Trump's Global Tariffs Slam Apple: The Impact and Consequences Explained
President Trump has implemented new tariffs that impact every nation, significantly affecting Apple's global supply chain and operations. Here’s a detailed breakdown:
- China: 80% of Apple's production capacity is in China, including the assembly of 90% of all iPhones and 80% of iPads. With a 34% tariff on imports from China, Apple faces substantial additional costs.
- India: India assembles around 10-15% of iPhones, with plans to increase to 20%. The new 26% import tariff will add further pressure on production costs.
- Vietnam: Vietnam handles the assembly of 20% of iPads and 90% of Apple Watches. A 46% tariff on imports from Vietnam will significantly impact these products.

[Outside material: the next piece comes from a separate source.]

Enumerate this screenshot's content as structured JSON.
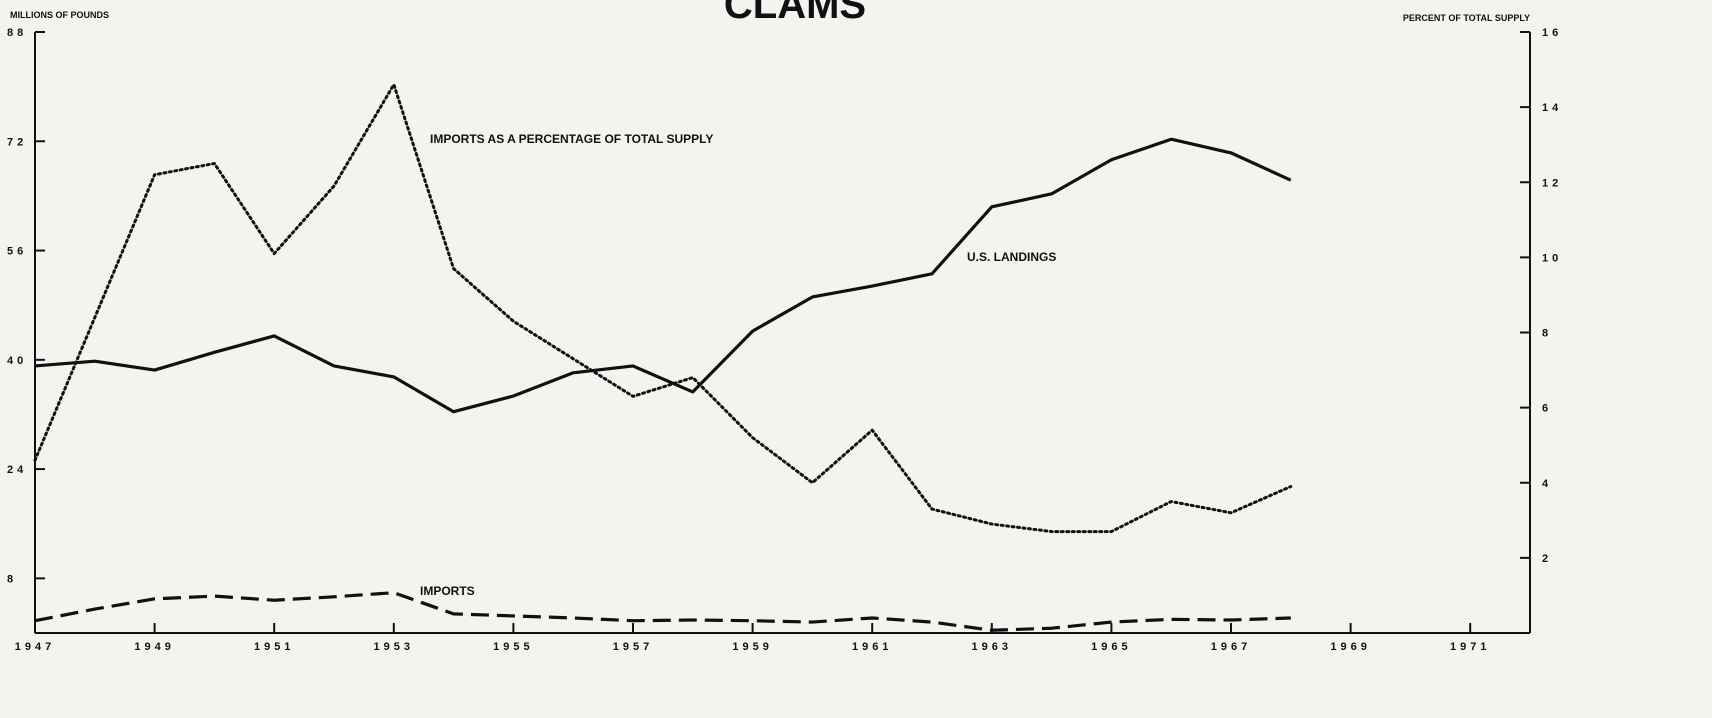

- Other Countries: Macs are produced in Thailand (36% tariff) and Malaysia (25% tariff). TSMC, based in Taiwan, supplies the majority of processors for Apple devices, now facing a 32% import tariff.
Impacts on Apple and Market Sentiment:
- Analysts estimate that every 10% increase in tariffs could reduce Apple's net income by about 3.5% in FY25 and FY26 EPS.
- To offset these costs, Apple may raise prices by about 6% for each 10% tariff increase.
- Market reactions have been negative, with Apple's stock falling nearly 7.5% in extended trading, the worst drop since September 2020.